I honestly can't speak directly to their perspective and whether that they're lobbying on these issues. But I think that community is certainly aware of these fundamental differences in how traditional IVD manufacturers submit tests for a regulatory approval whereas there are certainly companies that are choosing the LDT route because it is in some ways a less burdensome process.

You mention is your commentary the New York State Department of Health requirements as a potential model for how LDT regulation might move forward. What do you think the New York approach could bring to the discussion? [As Genzen notes in his commentary, the NYSDOH requires labs testing clinical samples acquired in New York to have a clinical lab permit from the NYSDOH and requires risk-based review of LDTs as well as approval by the Clinical Laboratory Evaluation Program.]

The reason I think the New York case is particularly interesting is, it feels like the community is still working through the idea of how risk-based review should be conducted. To what extent should that be a part of future regulatory oversight? I think in a very common sense perspective, there's some general agreement that high risk tests that are really, really critical for either serious patient conditions or that might really dramatically impact patient care, probably deserve additional regulatory review, because you really want to make sure you get those right.

But where you draw that line is really, really tricky. We've had six to seven years of different proposals coming out from different organizations offering different models of risk-based review. And how those end up shaking out in terms of categorizing individual tests has a dramatic impact on the overall regulatory burden. And I'm not sure we have found the right balance yet.

I brought up the New York model because they are doing [risk-based review] currently, and they should have information and data on how testing is divided out based on risk and how they've managed that review.

Could having LDT regulations in place be good for the testing industry?

Yeah, I do think there are upsides to getting this right and to having this debate at a national level. It is challenging for laboratories to operate under an environment of regulatory uncertainty. And currently, there are certainly some in the clinical lab community who believe that the regulatory approach advocated by FDA or advocated by current legislative drafts may not fit very well with the expectations outlined within CLIA for performing laboratory-developed tests in a clinical laboratory space.

And so, without that certainty of what is truly legally required and expected, it creates an additional challenge when you develop and you test. Because you want to get it right. You want to anticipate the documentation and the requirements. But without clarity, I don't know what those requirements actually are and with the changing landscape on what proposals look like, either from a draft guidance perspective or a legislative perspective, it's difficult.

The idea that FDA regulation of LDTs is coming has been around for years now. Is there any reason to believe that there are going to be concrete steps taken in that direction in the near term?

[The VALID draft] is a fundamental shift in approach. From 2010 through 2016, FDA took the approach of releasing a draft guidance for regulatory oversight. They took the perspective that they always had the right to regulate LDTs… and that they could choose in the future to exercise that oversight.

There's some controversy around that perspective depending on who you ask and what their legal views are.

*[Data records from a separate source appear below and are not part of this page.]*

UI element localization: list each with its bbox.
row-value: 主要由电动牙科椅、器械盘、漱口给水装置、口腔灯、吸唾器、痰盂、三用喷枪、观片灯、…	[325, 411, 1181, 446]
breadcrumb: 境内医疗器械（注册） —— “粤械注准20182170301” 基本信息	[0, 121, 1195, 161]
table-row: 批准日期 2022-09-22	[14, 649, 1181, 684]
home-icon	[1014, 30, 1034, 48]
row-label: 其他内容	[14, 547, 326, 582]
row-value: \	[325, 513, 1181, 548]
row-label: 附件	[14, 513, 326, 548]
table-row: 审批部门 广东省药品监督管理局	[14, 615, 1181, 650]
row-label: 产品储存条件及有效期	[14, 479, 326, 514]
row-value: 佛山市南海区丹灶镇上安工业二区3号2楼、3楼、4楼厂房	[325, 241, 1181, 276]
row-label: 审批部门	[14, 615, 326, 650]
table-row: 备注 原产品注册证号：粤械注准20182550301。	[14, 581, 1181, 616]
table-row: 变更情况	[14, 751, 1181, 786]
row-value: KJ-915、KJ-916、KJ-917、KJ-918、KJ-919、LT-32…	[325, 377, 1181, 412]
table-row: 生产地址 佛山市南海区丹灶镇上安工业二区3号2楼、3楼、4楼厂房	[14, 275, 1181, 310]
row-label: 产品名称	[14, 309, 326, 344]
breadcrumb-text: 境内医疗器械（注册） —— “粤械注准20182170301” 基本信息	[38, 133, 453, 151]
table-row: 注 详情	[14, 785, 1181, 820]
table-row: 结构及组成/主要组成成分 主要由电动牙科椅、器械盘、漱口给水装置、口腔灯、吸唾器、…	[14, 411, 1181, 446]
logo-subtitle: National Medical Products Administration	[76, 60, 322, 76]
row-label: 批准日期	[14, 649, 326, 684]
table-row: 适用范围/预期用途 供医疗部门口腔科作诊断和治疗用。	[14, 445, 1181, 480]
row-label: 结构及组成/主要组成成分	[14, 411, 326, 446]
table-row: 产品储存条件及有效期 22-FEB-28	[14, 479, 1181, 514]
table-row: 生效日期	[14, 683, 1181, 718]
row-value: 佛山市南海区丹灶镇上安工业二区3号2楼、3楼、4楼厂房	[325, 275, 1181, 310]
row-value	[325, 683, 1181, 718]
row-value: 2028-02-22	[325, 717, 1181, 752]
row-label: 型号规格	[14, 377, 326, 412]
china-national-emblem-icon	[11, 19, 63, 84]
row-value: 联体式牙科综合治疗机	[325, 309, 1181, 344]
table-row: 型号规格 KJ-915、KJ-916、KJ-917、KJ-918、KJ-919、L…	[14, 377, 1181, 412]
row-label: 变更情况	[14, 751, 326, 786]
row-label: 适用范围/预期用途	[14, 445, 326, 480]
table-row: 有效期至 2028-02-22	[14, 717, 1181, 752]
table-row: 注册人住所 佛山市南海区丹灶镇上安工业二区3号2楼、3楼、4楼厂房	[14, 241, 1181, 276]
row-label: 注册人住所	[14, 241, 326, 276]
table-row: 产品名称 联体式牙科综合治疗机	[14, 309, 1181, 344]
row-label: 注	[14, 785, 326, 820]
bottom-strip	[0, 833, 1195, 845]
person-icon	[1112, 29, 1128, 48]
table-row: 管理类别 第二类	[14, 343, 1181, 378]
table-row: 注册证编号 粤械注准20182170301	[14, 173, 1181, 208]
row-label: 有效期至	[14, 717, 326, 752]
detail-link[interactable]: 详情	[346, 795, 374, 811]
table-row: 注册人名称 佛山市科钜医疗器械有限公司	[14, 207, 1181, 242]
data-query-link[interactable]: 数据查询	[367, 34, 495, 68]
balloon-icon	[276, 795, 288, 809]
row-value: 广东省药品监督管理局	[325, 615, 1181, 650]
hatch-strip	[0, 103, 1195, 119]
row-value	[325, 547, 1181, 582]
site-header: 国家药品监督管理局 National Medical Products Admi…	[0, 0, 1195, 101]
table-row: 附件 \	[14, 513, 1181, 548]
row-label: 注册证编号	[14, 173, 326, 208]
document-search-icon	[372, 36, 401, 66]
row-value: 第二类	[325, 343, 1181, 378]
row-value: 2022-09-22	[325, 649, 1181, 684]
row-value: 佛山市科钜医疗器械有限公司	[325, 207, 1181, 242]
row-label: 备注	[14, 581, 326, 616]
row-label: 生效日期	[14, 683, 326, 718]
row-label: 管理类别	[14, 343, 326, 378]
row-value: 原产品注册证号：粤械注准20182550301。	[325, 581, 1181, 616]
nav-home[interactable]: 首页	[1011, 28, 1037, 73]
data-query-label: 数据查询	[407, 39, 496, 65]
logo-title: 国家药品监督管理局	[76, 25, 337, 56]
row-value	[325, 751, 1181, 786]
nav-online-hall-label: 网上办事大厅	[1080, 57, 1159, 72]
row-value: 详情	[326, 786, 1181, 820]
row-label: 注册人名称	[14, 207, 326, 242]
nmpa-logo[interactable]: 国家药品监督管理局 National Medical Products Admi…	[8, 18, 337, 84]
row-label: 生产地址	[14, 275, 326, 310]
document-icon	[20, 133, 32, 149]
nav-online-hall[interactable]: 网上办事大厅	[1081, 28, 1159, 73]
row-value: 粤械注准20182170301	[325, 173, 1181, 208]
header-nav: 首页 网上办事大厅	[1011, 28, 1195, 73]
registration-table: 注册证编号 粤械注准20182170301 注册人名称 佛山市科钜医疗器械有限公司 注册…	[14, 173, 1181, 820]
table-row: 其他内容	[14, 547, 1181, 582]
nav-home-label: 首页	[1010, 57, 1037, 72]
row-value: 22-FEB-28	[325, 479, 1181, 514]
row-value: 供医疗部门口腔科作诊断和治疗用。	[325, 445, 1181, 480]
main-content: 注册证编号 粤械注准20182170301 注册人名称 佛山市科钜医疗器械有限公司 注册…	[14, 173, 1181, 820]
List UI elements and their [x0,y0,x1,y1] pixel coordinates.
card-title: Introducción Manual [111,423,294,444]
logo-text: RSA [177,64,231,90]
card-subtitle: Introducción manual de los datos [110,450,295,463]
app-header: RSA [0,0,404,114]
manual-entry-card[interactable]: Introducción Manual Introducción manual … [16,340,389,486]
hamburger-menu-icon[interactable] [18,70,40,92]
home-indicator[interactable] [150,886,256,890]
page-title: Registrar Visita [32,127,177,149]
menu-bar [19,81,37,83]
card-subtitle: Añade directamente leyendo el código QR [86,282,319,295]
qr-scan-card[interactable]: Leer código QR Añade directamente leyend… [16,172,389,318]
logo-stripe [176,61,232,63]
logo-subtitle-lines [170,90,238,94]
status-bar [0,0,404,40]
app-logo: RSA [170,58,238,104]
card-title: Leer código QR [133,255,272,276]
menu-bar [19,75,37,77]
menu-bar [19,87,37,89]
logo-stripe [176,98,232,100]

But in 2016, FDA abandoned the effort to move forward with a draft guidance approach to LDT regulation. In the following year, that's when these legislative proposals were ultimately put out for discussion by a small group of congressional offices. And it was last year that the Valid Act was also released, and that is advocating for a legislative proposal to all in vitro diagnostic reform.

And the reason why that's so critical is, if it's legislation and it's passed by Congress and signed into law, that becomes law. So that really would become the regulatory structure that FDA and the community and IVD manufacturers would have to follow. It carries a different weight [than an FDA guidance]. Now, I don't have any insight on the probability of this proposal or future proposals actually moving forward in Congress.